Passado algum tempo, viu o
ministro tão velho tão fraco que a mulher e a filha tinham de ampará-lo. Ao passarem
pelo lugar em que se encontrava o professor, pararam e convidaram-no a ir ouvir
o ofício religioso da sua igreja. O professor, após pensar um instante, e achando
que seria interessante verificar de que maneira aquela gente oficiava,
concordou, contanto que não houvesse dano para ele. Mas não, não haveria. Pelo
contrário, receberia uma bênção, retrucaram-lhe.
No templo reinava a mais perfeita
ordem. Não havia cão nem crianças que perturbassem o desempenho da missão religiosa.
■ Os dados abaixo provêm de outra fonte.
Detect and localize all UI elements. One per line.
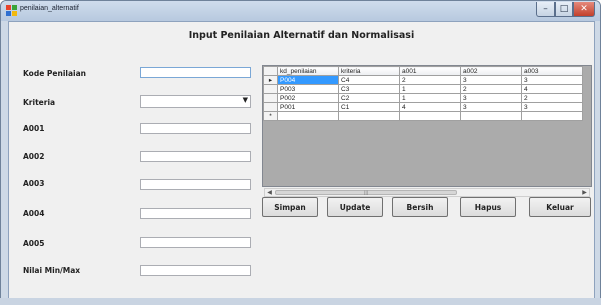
label-a003: A003 xyxy=(23,179,45,188)
new-row-indicator[interactable]: * xyxy=(263,111,278,121)
hapus-button[interactable]: Hapus xyxy=(460,197,516,217)
simpan-button[interactable]: Simpan xyxy=(262,197,318,217)
grid-cell[interactable]: 2 xyxy=(521,93,583,103)
taskbar-strip xyxy=(0,298,601,305)
table-row[interactable]: P003 C3 1 2 4 xyxy=(263,84,583,94)
penilaian-data-grid[interactable]: kd_penilaian kriteria a001 a002 a003 ▸ P… xyxy=(262,65,592,187)
column-header-a002[interactable]: a002 xyxy=(460,66,522,76)
row-header[interactable] xyxy=(263,102,278,112)
grid-table: kd_penilaian kriteria a001 a002 a003 ▸ P… xyxy=(263,66,583,121)
grid-cell[interactable] xyxy=(521,111,583,121)
row-header-corner[interactable] xyxy=(263,66,278,76)
grid-cell[interactable]: 2 xyxy=(460,84,522,94)
scroll-right-icon[interactable]: ▶ xyxy=(580,189,589,196)
scroll-left-icon[interactable]: ◀ xyxy=(265,189,274,196)
keluar-button[interactable]: Keluar xyxy=(529,197,591,217)
grid-cell[interactable]: P004 xyxy=(277,75,339,85)
maximize-icon: □ xyxy=(559,4,569,14)
app-icon xyxy=(6,5,17,16)
column-header-kd-penilaian[interactable]: kd_penilaian xyxy=(277,66,339,76)
grid-cell[interactable]: 4 xyxy=(399,102,461,112)
table-row[interactable]: P001 C1 4 3 3 xyxy=(263,102,583,112)
grid-cell[interactable]: C2 xyxy=(338,93,400,103)
grid-cell[interactable]: 1 xyxy=(399,84,461,94)
a003-input[interactable] xyxy=(140,179,251,190)
update-button[interactable]: Update xyxy=(327,197,383,217)
grid-cell[interactable]: P003 xyxy=(277,84,339,94)
grid-cell[interactable] xyxy=(277,111,339,121)
nilai-min-max-input[interactable] xyxy=(140,265,251,276)
form-heading: Input Penilaian Alternatif dan Normalisa… xyxy=(188,30,415,41)
table-row[interactable]: P002 C2 1 3 2 xyxy=(263,93,583,103)
a005-input[interactable] xyxy=(140,237,251,248)
grid-cell[interactable]: 3 xyxy=(521,102,583,112)
grid-cell[interactable]: 3 xyxy=(460,93,522,103)
grid-cell[interactable]: P002 xyxy=(277,93,339,103)
chevron-down-icon[interactable]: ▼ xyxy=(243,96,248,104)
label-a001: A001 xyxy=(23,124,45,133)
grid-cell[interactable]: 2 xyxy=(399,75,461,85)
minimize-button[interactable]: – xyxy=(536,2,555,17)
row-header[interactable] xyxy=(263,93,278,103)
a004-input[interactable] xyxy=(140,208,251,219)
grid-cell[interactable]: C3 xyxy=(338,84,400,94)
column-header-kriteria[interactable]: kriteria xyxy=(338,66,400,76)
kode-penilaian-input[interactable] xyxy=(140,67,251,78)
maximize-button[interactable]: □ xyxy=(555,2,573,17)
title-bar[interactable]: penilaian_alternatif – □ ✕ xyxy=(1,1,600,21)
table-row[interactable]: ▸ P004 C4 2 3 3 xyxy=(263,75,583,85)
grid-cell[interactable]: C4 xyxy=(338,75,400,85)
grid-cell[interactable]: 3 xyxy=(460,102,522,112)
row-header[interactable] xyxy=(263,84,278,94)
a001-input[interactable] xyxy=(140,123,251,134)
bersih-button[interactable]: Bersih xyxy=(392,197,448,217)
grid-cell[interactable]: 3 xyxy=(521,75,583,85)
minimize-icon: – xyxy=(543,4,548,14)
grid-cell[interactable] xyxy=(460,111,522,121)
a002-input[interactable] xyxy=(140,151,251,162)
form-window: penilaian_alternatif – □ ✕ Input Penilai… xyxy=(0,0,601,305)
current-row-indicator[interactable]: ▸ xyxy=(263,75,278,85)
kriteria-combobox[interactable]: ▼ xyxy=(140,95,251,108)
label-kriteria: Kriteria xyxy=(23,98,56,107)
grid-cell[interactable]: P001 xyxy=(277,102,339,112)
scrollbar-thumb[interactable]: ||| xyxy=(275,190,457,195)
label-a005: A005 xyxy=(23,239,45,248)
grid-cell[interactable]: 4 xyxy=(521,84,583,94)
grid-cell[interactable] xyxy=(338,111,400,121)
grid-cell[interactable]: 1 xyxy=(399,93,461,103)
label-a004: A004 xyxy=(23,209,45,218)
label-kode-penilaian: Kode Penilaian xyxy=(23,69,86,78)
form-client-area: Input Penilaian Alternatif dan Normalisa… xyxy=(8,21,595,299)
grid-horizontal-scrollbar[interactable]: ◀ ||| ▶ xyxy=(264,188,590,197)
grid-cell[interactable]: C1 xyxy=(338,102,400,112)
window-title: penilaian_alternatif xyxy=(20,5,79,12)
label-a002: A002 xyxy=(23,152,45,161)
grid-cell[interactable] xyxy=(399,111,461,121)
label-nilai-min-max: Nilai Min/Max xyxy=(23,266,81,275)
column-header-a003[interactable]: a003 xyxy=(521,66,583,76)
grid-cell[interactable]: 3 xyxy=(460,75,522,85)
grid-header-row: kd_penilaian kriteria a001 a002 a003 xyxy=(263,66,583,76)
new-row[interactable]: * xyxy=(263,111,583,121)
close-button[interactable]: ✕ xyxy=(573,2,595,17)
column-header-a001[interactable]: a001 xyxy=(399,66,461,76)
close-icon: ✕ xyxy=(580,4,588,14)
O canto era belo sem dúvida, mas o professor não conseguia compreender uma
palavra que fosse. Alguns homens conduziram o ministro ao púlpito, e ele
proferiu edificante sermão. No entanto, ele expunha ideias esquisitas, difíceis
de acompanhar. Também o Padre Nosso não foi proferido como costuma ser, e o
professor não conseguiu ouvir o “livrai-nos do mal”. Tampouco foi mencionado o
nome de Jesus. E, no fim, não houve nenhuma bênção.
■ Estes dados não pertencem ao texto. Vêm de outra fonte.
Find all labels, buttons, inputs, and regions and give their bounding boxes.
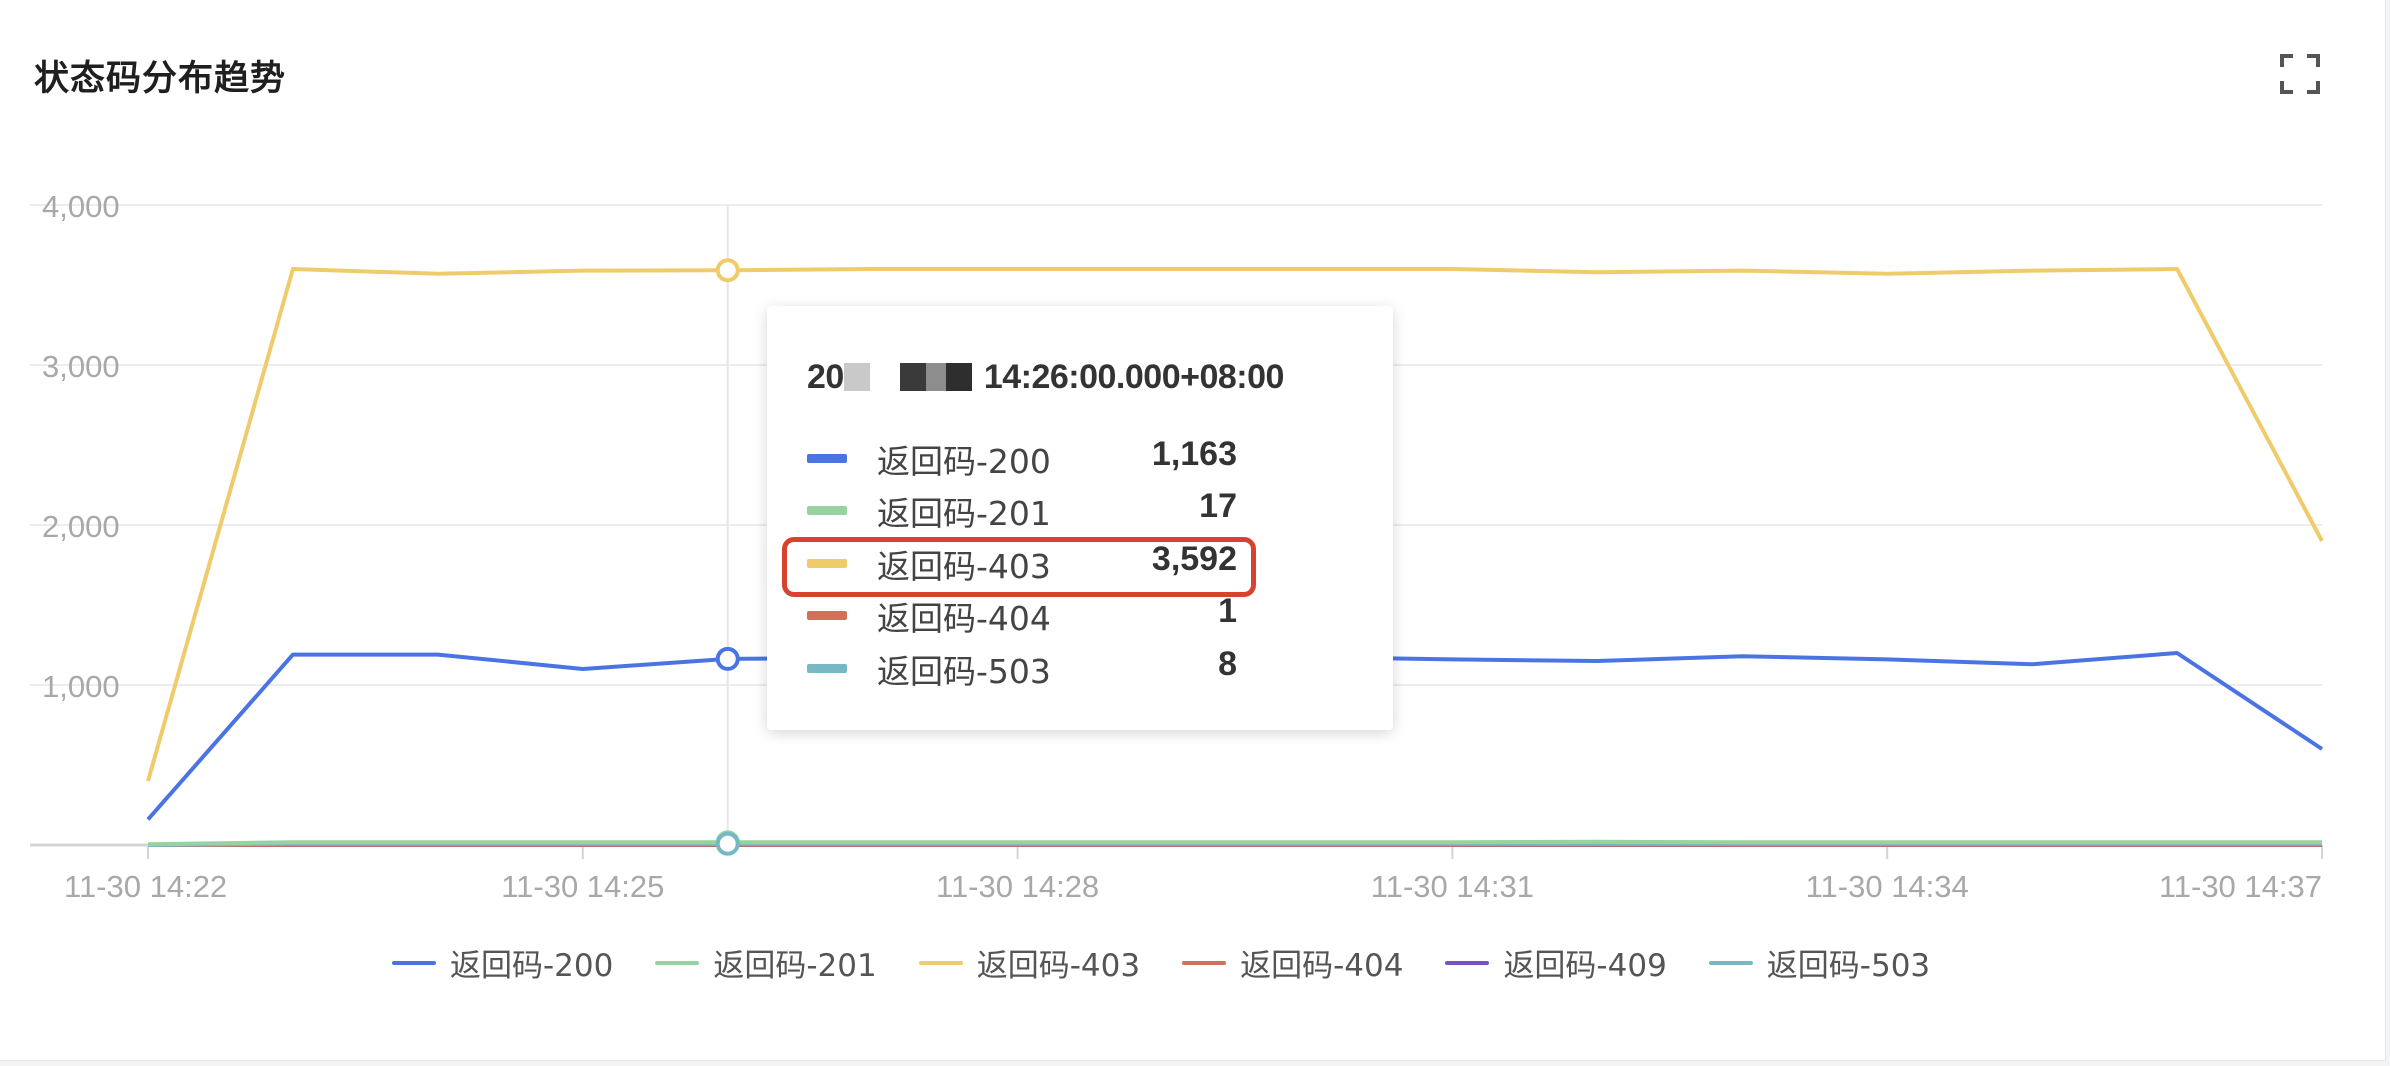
x-tick-label: 11-30 14:22 bbox=[64, 869, 227, 904]
x-tick-label: 11-30 14:34 bbox=[1806, 869, 1969, 904]
x-axis: 11-30 14:22 11-30 14:25 11-30 14:28 11-30 1… bbox=[30, 843, 2323, 904]
tooltip-time: 20 14:26:00.000+08:00 bbox=[807, 358, 1284, 397]
tooltip-series-value: 17 bbox=[1199, 487, 1237, 525]
tooltip-series-value: 8 bbox=[1218, 645, 1237, 683]
legend-label: 返回码-200 bbox=[450, 948, 614, 984]
redacted-blur bbox=[843, 361, 972, 391]
legend-label: 返回码-201 bbox=[713, 948, 877, 984]
tooltip-series-value: 1,163 bbox=[1151, 435, 1237, 473]
tooltip-row: 返回码-201 17 bbox=[807, 483, 1367, 535]
y-tick-label: 1,000 bbox=[42, 669, 120, 704]
y-axis: 4,000 3,000 2,000 1,000 bbox=[42, 189, 120, 704]
x-tick-label: 11-30 14:28 bbox=[936, 869, 1099, 904]
legend-swatch bbox=[392, 960, 436, 965]
x-tick-label: 11-30 14:37 bbox=[2159, 869, 2322, 904]
legend-item[interactable]: 返回码-404 bbox=[1182, 940, 1403, 985]
y-tick-label: 4,000 bbox=[42, 189, 120, 224]
legend-swatch bbox=[1445, 960, 1490, 965]
tooltip-series-name: 返回码-201 bbox=[877, 494, 1051, 533]
y-tick-label: 3,000 bbox=[42, 349, 120, 384]
legend-label: 返回码-503 bbox=[1766, 948, 1931, 984]
x-tick-label: 11-30 14:25 bbox=[501, 869, 664, 904]
legend-label: 返回码-409 bbox=[1503, 948, 1667, 984]
series-swatch bbox=[807, 611, 847, 620]
legend-label: 返回码-404 bbox=[1240, 948, 1404, 984]
series-swatch bbox=[807, 506, 847, 515]
chart-legend: 返回码-200 返回码-201 返回码-403 返回码-404 返回码-409 … bbox=[392, 940, 1972, 985]
tooltip-time-prefix: 20 bbox=[807, 358, 844, 396]
legend-item[interactable]: 返回码-200 bbox=[392, 940, 613, 985]
tooltip: 20 14:26:00.000+08:00 返回码-200 1,163 返回码-2… bbox=[767, 306, 1393, 730]
series-swatch bbox=[807, 454, 847, 463]
tooltip-series-value: 1 bbox=[1218, 592, 1237, 630]
tooltip-series-name: 返回码-404 bbox=[877, 599, 1051, 638]
legend-item[interactable]: 返回码-409 bbox=[1445, 940, 1667, 985]
legend-item[interactable]: 返回码-403 bbox=[918, 940, 1141, 985]
legend-swatch bbox=[918, 960, 963, 965]
highlight-annotation bbox=[782, 537, 1256, 597]
legend-item[interactable]: 返回码-201 bbox=[655, 940, 877, 985]
tooltip-row: 返回码-503 8 bbox=[807, 641, 1367, 693]
hover-point bbox=[715, 646, 740, 671]
series-line[interactable] bbox=[147, 839, 2322, 847]
tooltip-time-suffix: 14:26:00.000+08:00 bbox=[983, 358, 1285, 396]
tooltip-series-name: 返回码-200 bbox=[877, 442, 1051, 481]
chart-panel: 状态码分布趋势 4,000 3,000 2,000 1,000 11-30 14:22… bbox=[0, 0, 2386, 1061]
hover-point bbox=[715, 258, 740, 283]
x-tick-label: 11-30 14:31 bbox=[1371, 869, 1534, 904]
tooltip-row: 返回码-200 1,163 bbox=[807, 431, 1367, 483]
legend-swatch bbox=[1182, 960, 1227, 965]
legend-swatch bbox=[1708, 960, 1753, 965]
series-swatch bbox=[807, 664, 847, 673]
legend-item[interactable]: 返回码-503 bbox=[1708, 940, 1931, 985]
legend-label: 返回码-403 bbox=[976, 948, 1141, 984]
tooltip-series-name: 返回码-503 bbox=[877, 652, 1051, 691]
legend-swatch bbox=[655, 960, 700, 965]
hover-point bbox=[715, 831, 740, 856]
y-tick-label: 2,000 bbox=[42, 509, 120, 544]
Terminado o ofício, o professor foi convidado a visitar a casa do ministro. Respondeu ele que iria de boa vontade sim, contanto que não houvesse nenhum perigo. Responderam-lhe, como de outra vez, que não haveria perigo e que, pelo contrário, surgiriam vantagens.
O professor foi. Era uma bela vivenda como a maioria da região. Rodeava o jardim cheio de flores, perfumadas maçãs e uma bela grade. Os moradores convidaram-no a almoçar. As iguarias muito bem preparadas eram cuidadosamente apresentadas. Como sempre disse o professor que, de bom grado, aceitaria o convite para almoçar, se não houvesse perigo. Comeu, então. E, mais tarde, reconheceu que não percebia diferença nenhuma entre aquela comida e a comida cristã, oferecida na casa do ministro da igreja da aldeia. Servido o café, mulher e filha conduziram-no a um quarto. E a mulher queixou-se de que o ministro, velho e fraco como estava, não tardaria em falecer. Falou, depois, da robustez do professor. Finalmente, mãe e filha confessaram-lhe que o desejavam ver ministro. E se ele não pretendia permanecer naquele lugar, para exercer tal função.
O professor negou-se, afirmando que de teologia nada sabia. Mas as duas replicaram que ele era mais do que culto. O professor explicou-lhes que, embora culto, não sabia ao certo se dispunha dos dotes tão necessários para tão espinhosa missão. E não convinha absolutamente precipitar-se. Assim, solicitou um ano de prazo para resolver. Mal acabou de falar, viu-se um pântano e não enxergou mais nem a casa do ministro nem a igreja. Pensou que tudo tivesse passado. Todavia, transcorrido um ano no momento exato que o prazo pedido ia terminar, e estando ocupado na construção de uma casa, postado numa das paredes de machadinha em punho, viu correr-lhe ao encontro a filha do ministro que, imediatamente, lhe perguntou se resolvera aceitar ou não a proposta:
- Refleti bastante, retrucou o professor, e não posso aceitar. Não sei como justificaria tal ato diante de Deus e da minha consciência.
A filha do ministro, sem lhe responder uma palavra, desapareceu. Quanto ao professor, nervoso, sentou-se com a machadinha no joelho. E, pelo resto da vida, ficou inválido.